Barbara Spencer’s Christmas cheer rhododendron.
GARDENING ANY splash of colour in our dour rain and gale-lashed gardens is welcome as the Great Flood continues.
But, while we might have preferred the cold, crisp winters of old, there have at least been some benefits.
The secretary of the residents’ association, of which I am a member, delivered a leaflet to me the other day and met a wasp buzzing about the mailbox and then a bumblebee going about its business, which is crazy for early February.
That is certainly not a benefit to the winged creatures, or, in the case of the wasp, to anything at all, really.
But Barbara Spencer did tell me of one positive of the ludicrously mild conditions —her rhododendron Christmas cheer almost lived up to its name.
Despite its name, Christmas cheer more commonly blooms in February or March and can only be successfully encouraged to blossom for Christmas by it being kept somewhere warm.
That proved to be Barbara’s garden and Christmas cheer started to bud two days before Christmas and has been merrily blooming ever since.
"With all the rotten weather, it gladdens the heart," said Barbara.
Christmas cheer is known for its pale pink blooms and compact, well-behaved form.
Ideally suited to a small garden or a large container, Christmas cheer will reach a height of about 4ft and have a similar spread.
More commonly, camellias, and not rhododendrons, are grown for colour to brighten winter days.
Camellia japonica, or the Japanese rose, has the bonus of beautiful glossy green foliage but, unfortunately, its flowers are short-lived and need constant attention so as not to detract from the beauty of the whole.
Shady conditions are ideal and I well remember an early encounter with a blood-red camellia japonica in my old early teenage stomping ground of Bishop Lovett woods in Ryde when there was still a network of paths within it.
There, like the Victorian plant hunter who probably brought the species to the Island, where it decorated a then magical and man-made collection of gorges and a lake, I came across camellias blooming despite the fact scant light fought its way through the canopy.
It is finding a spot where a little bright sunlight can seek out the shrub which is key to it looking its best — and endeavour too to find a sheltered spot away from cold winds or frost — they do appreciate covering with a horticultural fleece in the worst extremes of weather.
They are especially useful for placing against a permanently shaded wall where most other shrubs would struggle.
If you can, use rainwater — completing the replication of the conditions camellias might experience in their native land. There are many varieties, which spread blooming right through winter.

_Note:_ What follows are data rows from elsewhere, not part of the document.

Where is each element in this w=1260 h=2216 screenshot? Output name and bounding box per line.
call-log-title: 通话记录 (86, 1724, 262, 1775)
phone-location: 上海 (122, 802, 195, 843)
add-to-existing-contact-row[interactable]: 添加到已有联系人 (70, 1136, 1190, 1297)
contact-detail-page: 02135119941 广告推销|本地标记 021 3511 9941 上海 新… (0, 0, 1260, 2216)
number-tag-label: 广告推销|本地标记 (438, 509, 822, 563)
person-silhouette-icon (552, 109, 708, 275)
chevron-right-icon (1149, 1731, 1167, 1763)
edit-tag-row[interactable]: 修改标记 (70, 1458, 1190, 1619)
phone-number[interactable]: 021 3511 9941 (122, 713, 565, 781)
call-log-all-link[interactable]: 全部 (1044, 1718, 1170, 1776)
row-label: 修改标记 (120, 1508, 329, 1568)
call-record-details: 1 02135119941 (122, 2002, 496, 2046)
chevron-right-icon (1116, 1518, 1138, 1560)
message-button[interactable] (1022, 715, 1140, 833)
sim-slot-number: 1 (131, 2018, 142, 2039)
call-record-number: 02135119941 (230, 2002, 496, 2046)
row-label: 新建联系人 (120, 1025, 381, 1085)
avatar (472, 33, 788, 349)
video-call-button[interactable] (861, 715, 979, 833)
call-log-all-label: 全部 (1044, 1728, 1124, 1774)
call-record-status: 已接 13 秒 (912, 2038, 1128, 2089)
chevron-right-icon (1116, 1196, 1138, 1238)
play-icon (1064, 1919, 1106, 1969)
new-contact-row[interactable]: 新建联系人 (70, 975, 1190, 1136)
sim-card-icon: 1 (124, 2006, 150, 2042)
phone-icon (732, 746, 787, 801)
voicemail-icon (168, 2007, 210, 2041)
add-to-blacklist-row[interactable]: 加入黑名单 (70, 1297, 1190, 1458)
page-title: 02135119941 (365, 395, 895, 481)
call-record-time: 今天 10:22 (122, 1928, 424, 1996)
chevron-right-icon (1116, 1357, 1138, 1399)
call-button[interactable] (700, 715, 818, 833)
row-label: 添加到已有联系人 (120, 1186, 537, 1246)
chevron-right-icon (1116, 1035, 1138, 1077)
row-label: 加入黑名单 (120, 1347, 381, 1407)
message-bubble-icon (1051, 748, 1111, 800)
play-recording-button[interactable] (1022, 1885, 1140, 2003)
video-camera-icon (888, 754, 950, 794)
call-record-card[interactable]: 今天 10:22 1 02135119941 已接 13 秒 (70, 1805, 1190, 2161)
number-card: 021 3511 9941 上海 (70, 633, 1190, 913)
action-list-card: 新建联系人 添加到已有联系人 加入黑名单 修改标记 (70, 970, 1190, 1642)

Camellia japonica Lady Campbell has large, prolific, bright red flowers from February to May.
Camellia Ashton’s Ballethas has fragrant, double-flowered pink blooms from October to December and camellia sugar has delicate pink blooms from November to January.
Guilio Nuccio will reach a height of 14ft and has a spread of half that. It has red petals with a mass of yellow stamens at its centre.
It also comes in variegated form, if you like that.
Among the doubles are the beautiful red coquettii and pink perfection, which has beautiful form.
All the camellias are slow-growing (about 15ins to 20ins per year) and are easy to care for, given the right acid soil.
You should only lightly prune after flowering and, in the spring, gradually increase watering as temperatures rise and day length increases. Keep soil moist in summer and give them the occasional feed.
There are about 80 species of camellias, all from the Far East.
The seeds of camellia oleifera are processed to make expensive oil, which is used in the Far East for cooking as well as being consumed for its cosmetic benefits.
It is said to contain anti-oxidants that help protect the body’s cells from the processes of ageing, strengthens the immune system and keeps skin and hair healthy.
The tea plant is in the same family and there are now several companies selling potted camellia sinensis, which makes a slightly different present.
Sinensis, the small-leaf tea variety, is most suited to growing here because it thrives in the cool, high mountains of China and Japan, unlike the broadleaf variety, camellia assamica, which grows best in the moist, tropical climates found in Northeast India and the Szechuan and Yunnan provinces of China and needs specialised conditions to flourish in this country.
Novelty tea bushes in this country will produce small amounts of green tea — the leaves used fresh — or dried to produce that suited to most English palates.